2) Czy przygotowując grafikę wiecie dla jakiej karty będzie ona przeznaczona?
Ad.2) Znane są nam kolor karty, mechanika, opis sceny na karcie, klimat, kolorystyka. Morano dodał: "Niestety zdarza się że karta jest niegrywalna, a art mi się bardzo udał i bardzo go lubię ale słyszę od graczy, że ta karta do niczego się nie nadaje".
3) Ile kart do setu dodatku przygotowujecie?
Ad.3) To zależy - od kilku czynników, głównie od naszego czasu - średnio 2-3 karty set, ale zdarza się nawet do 5-6.
4) Jak dużo detali uwzględniacie na swoich artach i jak dużo uwag otrzymujecie od Art Directora i działu design z WotC?
Ad.4) WotC nie zwraca uwagi na ilość detali na karcie, karta musi mieć klimat i ilustracją musi wiązać się z mechaniką karty, a Tomasz i Sławek starają się tak robić, aby na karcie która jest wiadomych rozmiarów ilustracja była czytelna i jak najbardziej jednoznaczna.
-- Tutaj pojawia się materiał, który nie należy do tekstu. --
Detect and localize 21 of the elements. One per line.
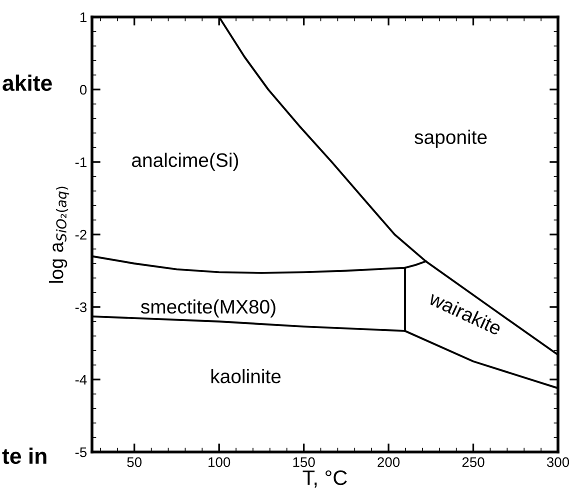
y-tick-label: 0 [80, 84, 87, 95]
x-axis-title: T, °C [302, 470, 347, 488]
x-tick-label: 150 [293, 457, 315, 468]
x-tick-label: 100 [208, 457, 230, 468]
x-tick-label: 300 [546, 457, 570, 468]
y-tick-label: -2 [75, 230, 86, 240]
y-axis-title: log a$_{SiO₂(aq)}$ [49, 186, 70, 283]
y-tick-label: -4 [75, 374, 87, 385]
y-tick-label: -3 [75, 302, 87, 312]
annotation: saponite [414, 130, 487, 148]
y-tick-label: -5 [75, 447, 87, 458]
y-tick-label: 1 [80, 12, 86, 22]
x-tick-label: 250 [462, 457, 484, 468]
annotation: kaolinite [211, 368, 281, 384]
annotation: smectite(MX80) [140, 299, 276, 318]
x-tick-label: 50 [127, 457, 142, 468]
annotation: analcime(Si) [132, 152, 238, 171]
text: akite [2, 74, 52, 91]
y-tick-label: -1 [75, 157, 86, 168]
text: te in [2, 448, 46, 464]
x-tick-label: 200 [378, 457, 400, 468]
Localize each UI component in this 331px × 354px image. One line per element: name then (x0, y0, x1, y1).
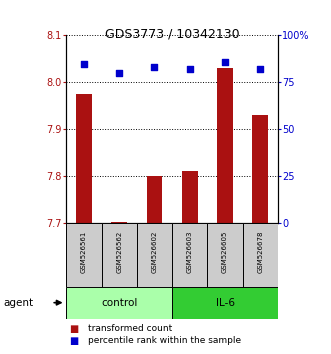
Bar (172, 223, 208, 287)
Point (187, 66, 192, 72)
Text: GSM526562: GSM526562 (116, 231, 122, 273)
Point (258, 66, 263, 72)
Bar (217, 68, 233, 223)
Point (81, 61, 86, 67)
Text: transformed count: transformed count (88, 324, 172, 333)
Bar (253, 115, 268, 223)
Text: control: control (101, 298, 137, 308)
Text: percentile rank within the sample: percentile rank within the sample (88, 336, 241, 345)
Bar (182, 171, 198, 223)
Bar (137, 223, 172, 287)
Bar (102, 223, 137, 287)
Text: GSM526678: GSM526678 (258, 231, 263, 273)
Bar (172, 287, 278, 319)
Text: GSM526602: GSM526602 (152, 231, 158, 273)
Bar (243, 223, 278, 287)
Text: GSM526603: GSM526603 (187, 231, 193, 273)
Text: IL-6: IL-6 (215, 298, 235, 308)
Bar (208, 223, 243, 287)
Text: GDS3773 / 10342130: GDS3773 / 10342130 (105, 28, 239, 41)
Text: GSM526561: GSM526561 (81, 231, 87, 273)
Bar (66, 287, 172, 319)
Point (152, 64, 157, 70)
Point (117, 70, 122, 76)
Bar (111, 222, 127, 223)
Text: GSM526605: GSM526605 (222, 231, 228, 273)
Point (222, 59, 228, 64)
Text: ■: ■ (70, 336, 79, 346)
Bar (76, 94, 92, 223)
Bar (147, 176, 163, 223)
Text: ■: ■ (70, 324, 79, 333)
Text: agent: agent (3, 298, 33, 308)
Bar (66, 223, 102, 287)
Padło porównanie do Fantasy Flight Games gdzie dużą wagę przykładają do szczegółów na kartach. Uwagi od WotC są prawie zawsze trafne i przemyślane - dobrze się z nimi współpracuje.
5) Padło pytanie (nie ode mnie) jakiego oprogramowania używają?
Ad.5) W sumie tylko i wyłącznie Photoshop inne narzędzia nie są potrzebne.
Z ciekawostek to: Tomasz zaczynał w polskiej firmie Portal (praca na wpół hobbystyczna ze względu na wynagrodzenie). Obecnie pracuje dla WotC, FFG (np. karcianka Games of Throne), wydawnictwa książek, itp... Natomiast Sławek dla WotC (zaczynał od D&D), Blizzard (Hearthstone), Games Workshop i przy każdej edycji Wiedźmina (dla CDP)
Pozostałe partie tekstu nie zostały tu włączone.